UNIVERSITY PARK, Pa. — Teddy Cruz and Fonna Forman, principals of Estudio Teddy Cruz + Fonna Forman, will join the College of Arts and Architecture’s Stuckeman School virtually at 6 p.m. on Oct. 19 as part of the school’s Lecture and Exhibit Series.

Co-sponsored by the Department of Architecture, the event will be live-streamed by WPSU.

In the lecture, titled “Unwalling Citizenship,” Cruz and Forman will discuss their work on “citizenship culture” at the United States-Mexico border, and the network of civic spaces they have co-developed with border communities to cultivate regional and global solidarities. They ask, in this increasingly walled world and with the surge of anti-immigrant sentiment everywhere: Can the idea of citizenship be recuperated for more emancipatory and inclusive democratic agendas?

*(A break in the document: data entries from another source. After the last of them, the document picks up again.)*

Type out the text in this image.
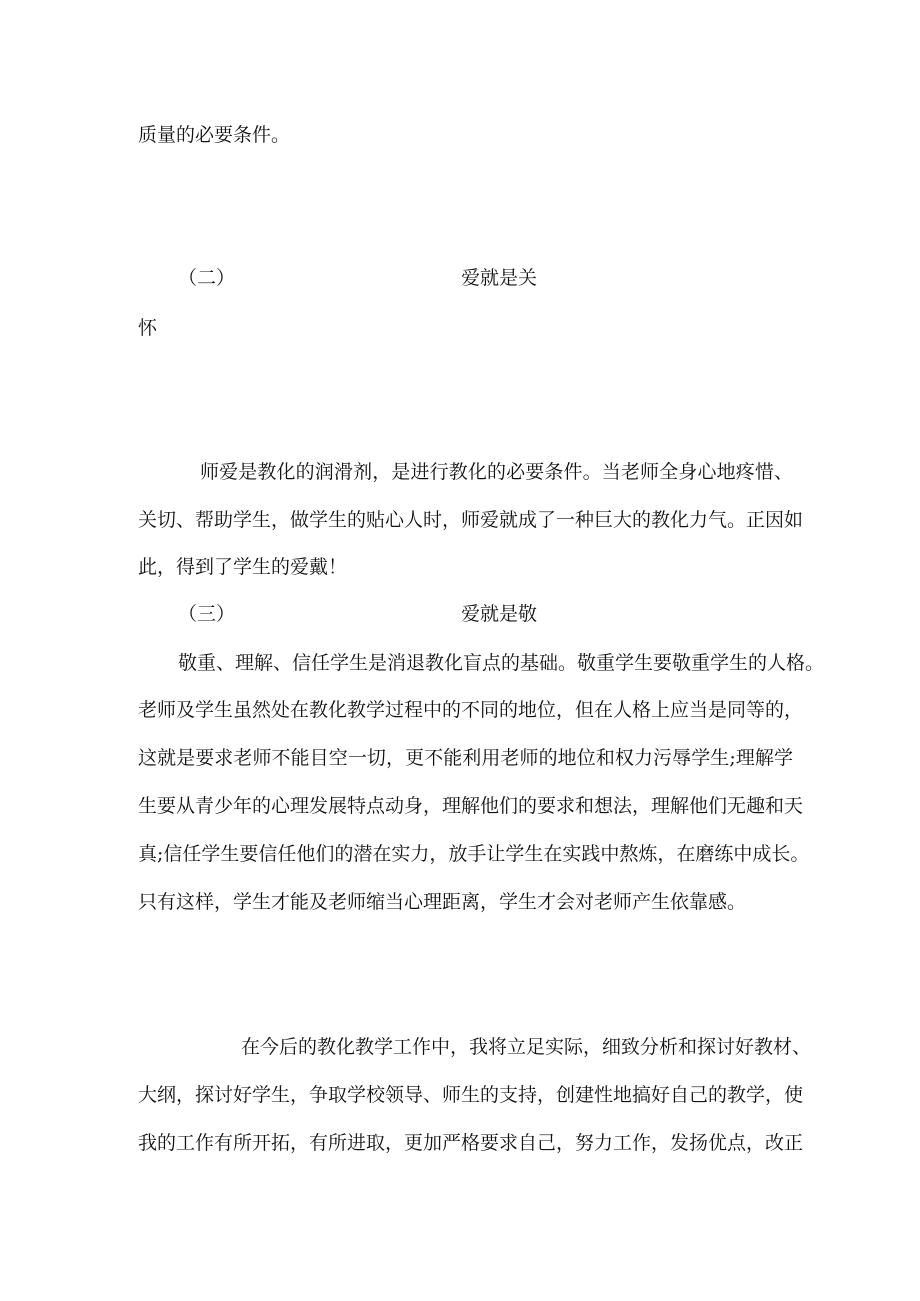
质量的必要条件。
（二）	爱就是关
怀
师爱是教化的润滑剂，是进行教化的必要条件。当老师全身心地疼惜、
关切、帮助学生，做学生的贴心人时，师爱就成了一种巨大的教化力气。正因如
此，得到了学生的爱戴！
（三）	爱就是敬
敬重、理解、信任学生是消退教化盲点的基础。敬重学生要敬重学生的人格。
老师及学生虽然处在教化教学过程中的不同的地位，但在人格上应当是同等的，
这就是要求老师不能目空一切，更不能利用老师的地位和权力污辱学生;理解学
生要从青少年的心理发展特点动身，理解他们的要求和想法，理解他们无趣和天
真;信任学生要信任他们的潜在实力，放手让学生在实践中熬炼，在磨练中成长。
只有这样，学生才能及老师缩当心理距离，学生才会对老师产生依靠感。
在今后的教化教学工作中，我将立足实际，细致分析和探讨好教材、
大纲，探讨好学生，争取学校领导、师生的支持，创建性地搞好自己的教学，使
我的工作有所开拓，有所进取，更加严格要求自己，努力工作，发扬优点，改正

Cruz and Forman’s San Diego-based practice investigates borders, informal urbanization, civic infrastructure and public culture. They lead a variety of urban research agendas and civic/public agendas in the San Diego-Tijuana, Mexico border region and beyond. In 2012-13, they served as special advisors on civic and urban initiatives for the City of San Diego and led the development of its Civic Innovation Lab. Together they lead the University of California, San Diego (UCSD) Community Stations, a network of public spaces across the border region co-developed between university and community for collaborative research and teaching on poverty and social equity. Their work has been funded by the Ford Foundation, the Andrew W. Mellon Foundation, ArtPlace America, the PARC Foundation and the Surdna Foundation, among others.

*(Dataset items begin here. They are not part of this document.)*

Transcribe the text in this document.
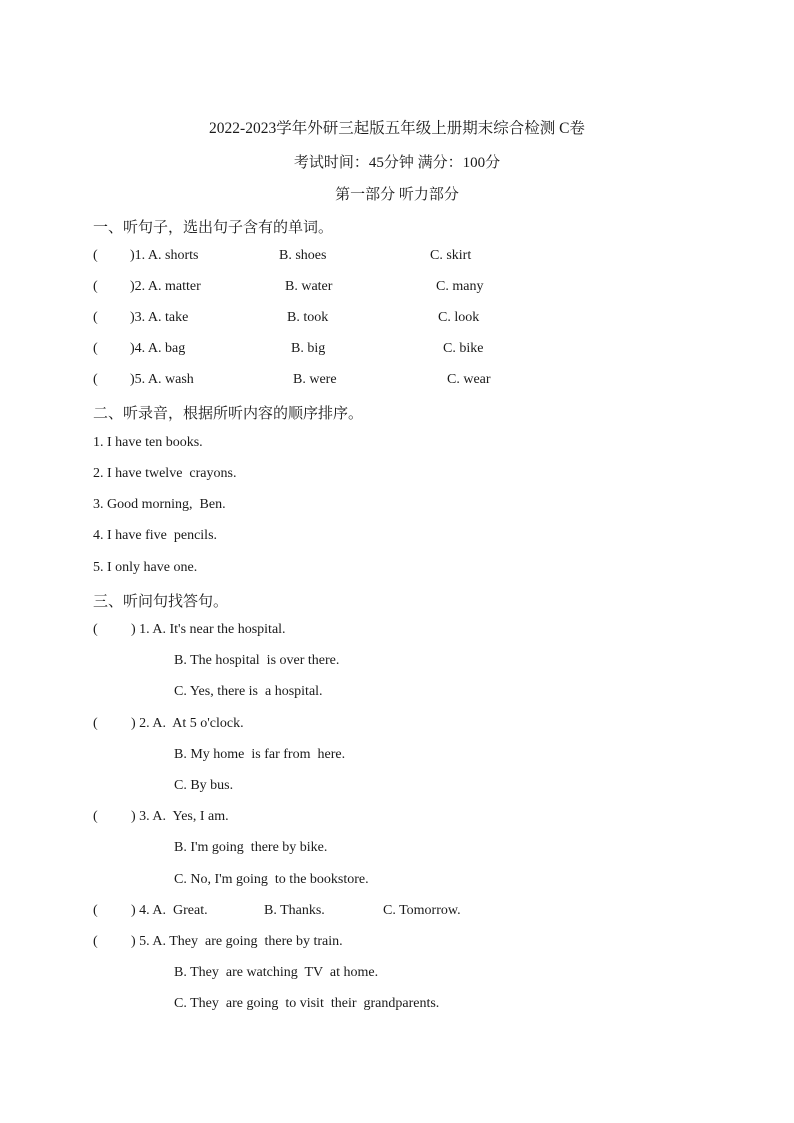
2022-2023学年外研三起版五年级上册期末综合检测 C卷
考试时间：45分钟 满分：100分
第一部分 听力部分
一、听句子，选出句子含有的单词。
( )1. A. shorts	B. shoes	C. skirt
( )2. A. matter	B. water	C. many
( )3. A. take	B. took	C. look
( )4. A. bag	B. big	C. bike
( )5. A. wash	B. were	C. wear
二、听录音，根据所听内容的顺序排序。
1. I have ten books.
2. I have twelve  crayons.
3. Good morning,  Ben.
4. I have five  pencils.
5. I only have one.
三、听问句找答句。
( ) 1. A. It's near the hospital.
B. The hospital  is over there.
C. Yes, there is  a hospital.
( ) 2. A.  At 5 o'clock.
B. My home  is far from  here.
C. By bus.
( ) 3. A.  Yes, I am.
B. I'm going  there by bike.
C. No, I'm going  to the bookstore.
( ) 4. A.  Great.	B. Thanks.	C. Tomorrow.
( ) 5. A. They  are going  there by train.
B. They  are watching  TV  at home.
C. They  are going  to visit  their  grandparents.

Their work has been exhibited widely in prestigious cultural venues around the world, including the Museum of Modern Art (MoMA) in New York, the Yerba Buena Center for the Arts in San Francisco, the Cooper Hewitt National Design Museum in New York, Das Haus der Kulturen der Welt in Berlin, M+ in Hong Kong, the 2016 Shenzhen Biennial of Urbanism and Architecture and the 2018 Venice Architectural Biennale. Their work is also part of the permanent collection at MoMa.

Cruz and Forman have recently published two monographs: “Spatializing Justice” and “Socializing Architecture: Top-Down / Bottom-Up,” both by MIT Press and Hatje Cantz, with a third forthcoming, “Unwalling Citizenship,” to be published by Verso.

Cruz is a professor of public culture and urbanism in the Department of Visual Arts and the director of urban research in the Center on Global Justice at UCSD. The recipient of the Rome Prize in Architecture in 1991, Cruz’s honors include the Ford Foundation Visionaries Award in 2011, the 2013 Architecture Award from the U.S. Academy of Arts and Letters and the 2018 Vilcek Prize in Architecture.’

Forman is a professor of political theory and founding director of the Center on Global Justice at UCSD. She serves as co-chair of the University of California’s Global Climate Leadership Council, and served until 2019 on the Global Citizenship Commission, advising United Nations policy on human rights in the 21st century.